CD20/CD79a/PAX5/CD3-negative post-transplant lymphoma with aberrant actin and desmin co-expression-a potential differential diagnostic pitfall between PTLD and PTSMT.

Dear Editor,

Post-transplant lymphoproliferative disorders (PTLD) are commonly CD20+ and rarely CD20− [1]. Co-expression of mesenchymal/muscle markers is unusual in PTLD and non-PTLD lymphomas [2]. The main clinical differential diagnosis is the manifestation of a post-transplant smooth muscle tumour (PTSMT) [3, 4]. Both types of post-transplant tumours can manifest at any anatomic location and present with similar clinical features [3, 4].

In our case study, the male patient had previously been diagnosed with primary sclerosing cholangitis, autoimmune hepatitis and colitis ulcerosa. Seventy-four months after liver transplantation, at the age of 22 years, the patient complained about upper abdominal pain and fever. Subsequently, a left-sided liver tumour of 4.4 cm was found. Biopsy showed a large cell neoplasm, which was CD20−/CD79a−/PAX5−/CD3− but diffusely smooth muscle actin+, focal desmin+, partial Epstein-Barr virus (EBV)-encoded small RNAs (EBER)+ as well as CD10+, CD30(+) and MYC proto-oncogene (c-MYC)+ (Fig. 1). At first, an unusual high-grade PTSMT was suspected. However, further analyses revealed negativity for caldesmon but lambda light chain restriction and rearrangements of c-MYC and immunoglobulin heavy chain (IGH). Therefore, the diagnosis was plasmablastic PTLD and not PTSMT.

Fig. 1

(a) Histology of the biopsy showed large round to oval blastoid cells with large nuclei with prominent nucleoli (haematoxylin eosin stain). (b–i) Immunohistochemistry revealed lambda-positive plasmablastic tumour cells with aberrant mesenchymal marker expression (smooth muscle actin/SMA > 90% of tumour cells; < 5% desmin). Positivity was detected also for EBER (~ 50%), c-MYC (> 90%), CD10 (> 90%), CD30 (30–40%; weak), Ki67 (> 90%) and PDL1 (~ 60%); c-MYC, Ki67 and PDL1 are not depicted. The following markers were negative: caldesmon, CD20, CD79a, PAX5, CD3, BCL2, granzyme B, perforin, CD52, CD34, CD117 and CK5/14. (j, k) Fluorescence in situ hybridisation showed split signals of c-MYC and IGH. BCL2 and BCL6 showed normal configuration (not depicted). Lambda light chain restriction was confirmed by RT-PCR; PCR showed a monoclonal IGH signal, and short tandem repeat PCR indicated recipient origin of the tumour cells (not depicted). Original magnification: a–i each × 400; j and k each × 1000

The patient refused treatment at the local hospital and died 5 months later.
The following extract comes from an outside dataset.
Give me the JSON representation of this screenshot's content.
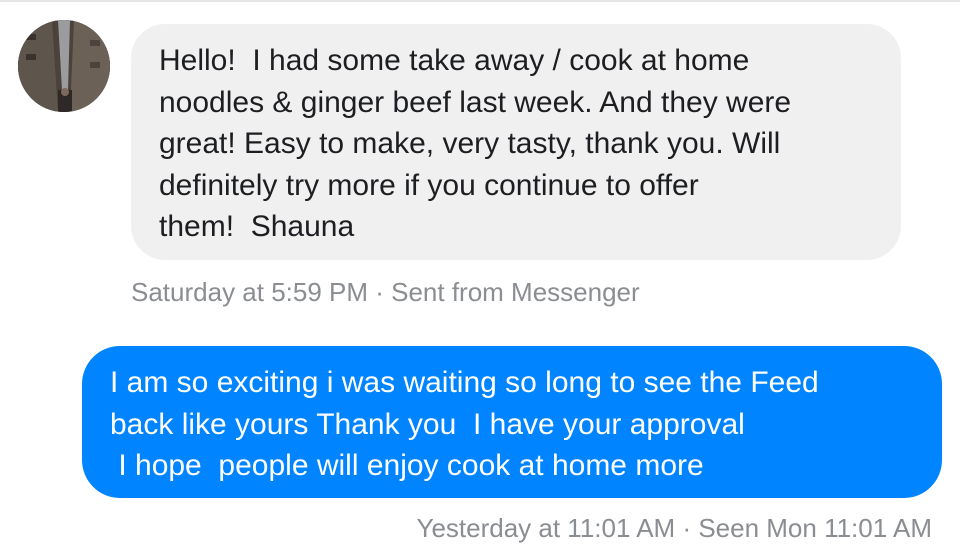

Typically, sarcomatoid dedifferentiated lymphomas show spindle cells with high-grade atypia [5]. In contrast, PTSMT usually show spindle cells with low-grade atypia; however, high-grade PTSMT has been reported in some patients [4]. EBV-association and c-MYC expression can be found in both PTLD and PTSMT, while CD10 and CD30 are usually negative in PTSMT [3]. In most cases, EBV can be detected in all tumour cells, but, as in our case, partial EBER positivity could be the result of partial genetic loss of EBV in a sub-clone [6].
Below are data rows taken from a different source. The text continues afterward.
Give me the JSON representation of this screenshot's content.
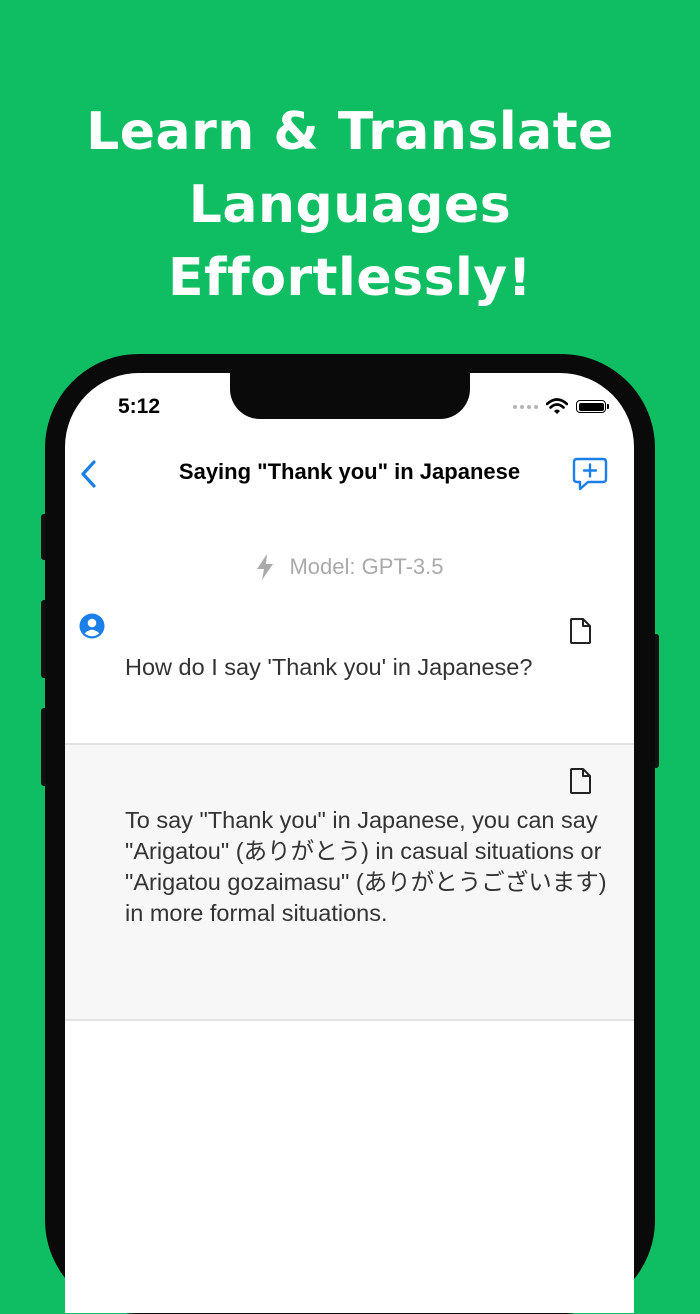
{
  "headline": {
    "line1": "Learn & Translate",
    "line2": "Languages",
    "line3": "Effortlessly!"
  },
  "status_bar": {
    "time": "5:12",
    "icons": [
      "cellular-dots-icon",
      "wifi-icon",
      "battery-icon"
    ]
  },
  "nav": {
    "title": "Saying \"Thank you\" in Japanese",
    "back_icon": "chevron-left-icon",
    "new_chat_icon": "chat-plus-icon"
  },
  "model": {
    "icon": "lightning-icon",
    "label": "Model: GPT-3.5"
  },
  "messages": [
    {
      "role": "user",
      "icon": "user-avatar-icon",
      "copy_icon": "document-icon",
      "text": "How do I say 'Thank you' in Japanese?"
    },
    {
      "role": "assistant",
      "copy_icon": "document-icon",
      "text": "To say \"Thank you\" in Japanese, you can say \"Arigatou\" (ありがとう) in casual situations or \"Arigatou gozaimasu\" (ありがとうございます) in more formal situations."
    }
  ],
  "colors": {
    "background": "#0fbe63",
    "accent": "#1a7fe8",
    "text": "#333333",
    "muted": "#aaaaaa"
  }
}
In general, PTLD and PTSMT can manifest in one patient but are considered unrelated tumour events [3, 4]. In the present case, we do not consider this lesion as a PTLD/PTSMT overlap neoplasm because analyses show PTLD-typical genetic defects, while PTSMT usually show no c-MYC/IGH rearrangements [3]. The differential diagnostic pitfall is the negativity of B and T cell markers, including PAX5, and the positivity for actin and desmin. Therefore, in this rare cases we recommend the evaluation of plasma cell and muscle markers, such as caldesmon, PCR and fluorescence in situ hybridisation, in order to differentiate between PTLD and PTSMT. However, we do not recommend routine testing of mesenchymal markers in PTLD because CD20 negativity is the most important adverse prognostic factor in PTLD and not anaplasia and/or aberrant marker expression itself [7].

While reduced immunosuppression can be applied in both tumour types, diagnostic discrimination remains relevant because different therapy strategies should be initiated. Rituximab therapy will be inefficient in patients with CD20− PTLD, who may instead benefit from standard anti-lymphoma chemotherapy, despite the poorer prognosis in comparison with CD20+ PTLD patients [7]. If possible, surgery should be performed in patients with PTSMT because anti-sarcoma chemotherapy and/or radiation are often not effective [3].

In summary, this case shows that aberrant mesenchymal marker expression in CD20− PTLD could be a pitfall, potentially leading to misdiagnosis of a PTSMT.